Paradox cannot be ‘figured out’. It is not something to problem solve, something to be unlocked rationally. Paradox finds a home deeper in us, in the heart; over time it comes to a quiet and mysterious resolution there. And over time, from the heart, a gentle ‘paradoxical wisdom’ is released for us to intuit and live. As we meditate, as we attend into silence, our consciousness is infused with this wisdom of the heart.

In time, Bonnevaux will become the international heart of The WCCM. Its walls will resolve in the wall-less global community of meditators it will serve. In this it will also grow into a global agent and sign for peace. This is the vision. This is what we hope (in faith) that the patterns and resonances happening now are luring us into.

With Bonnevaux we continue on our way as part of the re-emergence of the human reality that Christianity calls the contemplative life. This re-emergence is profoundly needed today. Bonnevaux’s deep Benedictine roots sit well with the Benedictine roots of The WCCM. Benedictine roots are also human and Christian roots: one more paradox.

..I think in a deeper sense we could say that we have become the stewards of this sacred place [Bonnevaux], where the contemplative life has been lived in a spirit of service for hundreds of years.
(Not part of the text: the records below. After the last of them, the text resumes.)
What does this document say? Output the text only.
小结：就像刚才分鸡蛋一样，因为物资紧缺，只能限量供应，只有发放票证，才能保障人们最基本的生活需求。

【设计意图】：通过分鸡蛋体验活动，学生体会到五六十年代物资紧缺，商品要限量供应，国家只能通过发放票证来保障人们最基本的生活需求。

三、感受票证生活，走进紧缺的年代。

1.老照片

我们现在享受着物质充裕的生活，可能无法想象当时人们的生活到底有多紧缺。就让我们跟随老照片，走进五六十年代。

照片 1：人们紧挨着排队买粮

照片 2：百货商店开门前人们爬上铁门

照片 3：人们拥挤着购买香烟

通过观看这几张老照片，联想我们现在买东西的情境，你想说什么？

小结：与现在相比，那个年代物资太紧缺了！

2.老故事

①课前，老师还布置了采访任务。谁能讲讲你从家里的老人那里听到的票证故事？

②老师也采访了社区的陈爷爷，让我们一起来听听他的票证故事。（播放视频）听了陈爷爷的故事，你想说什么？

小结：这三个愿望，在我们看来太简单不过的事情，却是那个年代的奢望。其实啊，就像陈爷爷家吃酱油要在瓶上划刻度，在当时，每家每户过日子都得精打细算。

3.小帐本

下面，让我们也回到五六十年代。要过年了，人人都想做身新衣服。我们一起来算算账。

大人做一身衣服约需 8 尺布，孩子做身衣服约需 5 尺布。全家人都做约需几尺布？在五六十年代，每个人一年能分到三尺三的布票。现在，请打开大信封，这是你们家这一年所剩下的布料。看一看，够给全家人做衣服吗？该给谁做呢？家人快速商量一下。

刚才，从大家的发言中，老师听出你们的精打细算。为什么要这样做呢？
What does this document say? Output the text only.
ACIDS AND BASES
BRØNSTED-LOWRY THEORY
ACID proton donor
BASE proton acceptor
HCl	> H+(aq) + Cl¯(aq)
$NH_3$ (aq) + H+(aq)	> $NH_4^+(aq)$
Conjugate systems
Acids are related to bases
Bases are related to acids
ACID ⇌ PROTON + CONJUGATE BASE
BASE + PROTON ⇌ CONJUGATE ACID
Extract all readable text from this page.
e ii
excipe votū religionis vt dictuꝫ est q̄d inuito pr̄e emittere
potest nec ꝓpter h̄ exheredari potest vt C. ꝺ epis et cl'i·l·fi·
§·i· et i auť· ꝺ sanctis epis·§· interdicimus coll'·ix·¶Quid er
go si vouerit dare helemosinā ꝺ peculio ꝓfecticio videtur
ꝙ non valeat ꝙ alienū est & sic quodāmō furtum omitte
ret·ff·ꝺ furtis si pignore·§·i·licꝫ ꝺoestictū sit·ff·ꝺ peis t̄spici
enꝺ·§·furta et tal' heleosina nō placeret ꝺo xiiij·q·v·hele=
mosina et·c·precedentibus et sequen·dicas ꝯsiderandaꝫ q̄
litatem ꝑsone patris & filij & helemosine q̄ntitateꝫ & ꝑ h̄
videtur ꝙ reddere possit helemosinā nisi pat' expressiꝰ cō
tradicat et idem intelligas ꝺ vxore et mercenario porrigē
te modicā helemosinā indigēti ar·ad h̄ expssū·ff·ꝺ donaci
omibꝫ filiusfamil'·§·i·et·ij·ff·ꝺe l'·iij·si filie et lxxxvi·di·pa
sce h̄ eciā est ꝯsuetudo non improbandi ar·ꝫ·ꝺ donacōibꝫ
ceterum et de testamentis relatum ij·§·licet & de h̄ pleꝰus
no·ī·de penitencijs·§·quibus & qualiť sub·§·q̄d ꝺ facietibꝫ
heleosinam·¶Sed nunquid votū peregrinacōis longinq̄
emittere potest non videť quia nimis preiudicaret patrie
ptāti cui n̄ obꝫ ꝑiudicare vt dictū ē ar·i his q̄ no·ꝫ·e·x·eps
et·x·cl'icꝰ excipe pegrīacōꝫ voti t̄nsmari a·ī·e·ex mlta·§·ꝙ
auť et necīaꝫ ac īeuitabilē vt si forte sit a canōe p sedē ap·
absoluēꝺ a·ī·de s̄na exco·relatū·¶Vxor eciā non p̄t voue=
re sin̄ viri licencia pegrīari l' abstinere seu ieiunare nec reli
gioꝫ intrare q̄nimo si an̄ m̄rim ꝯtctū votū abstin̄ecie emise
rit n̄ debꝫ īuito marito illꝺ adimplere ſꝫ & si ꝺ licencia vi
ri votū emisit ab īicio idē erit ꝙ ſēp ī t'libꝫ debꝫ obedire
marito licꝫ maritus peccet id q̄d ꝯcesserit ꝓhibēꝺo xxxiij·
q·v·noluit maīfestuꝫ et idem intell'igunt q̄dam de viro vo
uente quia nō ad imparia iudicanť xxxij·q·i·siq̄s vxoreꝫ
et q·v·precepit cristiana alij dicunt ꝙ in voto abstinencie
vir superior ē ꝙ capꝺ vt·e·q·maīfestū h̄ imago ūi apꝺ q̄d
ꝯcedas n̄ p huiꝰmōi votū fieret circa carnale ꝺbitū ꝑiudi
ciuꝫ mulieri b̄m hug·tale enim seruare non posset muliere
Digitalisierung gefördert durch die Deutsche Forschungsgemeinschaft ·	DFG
And we are pledging ourselves to continue that vision and that tradition in a contemporary way. (Laurence Freeman)

Some context for us: around 800 years ago, when Bonnevaux was first established, there was a major shift forming in Christianity: the separation of spirituality and theology. This happening has been historically personalised via a 12th century debate that happened between Bernard of Clairvaux and Peter Abelard. Bernard, a French Cistercian Monk, wanted spirituality and theology to remain united. Abelard, a French philosopher and theologian, supported the rise of theology as a discipline standing largely apart from monasteries. Bernard won the debate, however the die was cast[2].

In the last 40 years or so this separation has begun to be addressed. I see John Main and The WCCM as part of the resolution of this separation. Christian spirituality divorced from theology risks self-indulgence and a certain vagueness. Meanwhile theology apart from authentic spirituality risks staying a rarefied specialisation of the few.

In the broad context of the history of Christianity, it does seem significant that this separation of spirituality and theology that was happening whilst Bonnevaux was being established, is on its way to resolution as we become Bonnevaux’s stewards.

 

 

 

[1] The World Community for Christian Meditation

[2] David Ranson, Across The Great Divide: Bridging Spirituality and Religion Today, 11.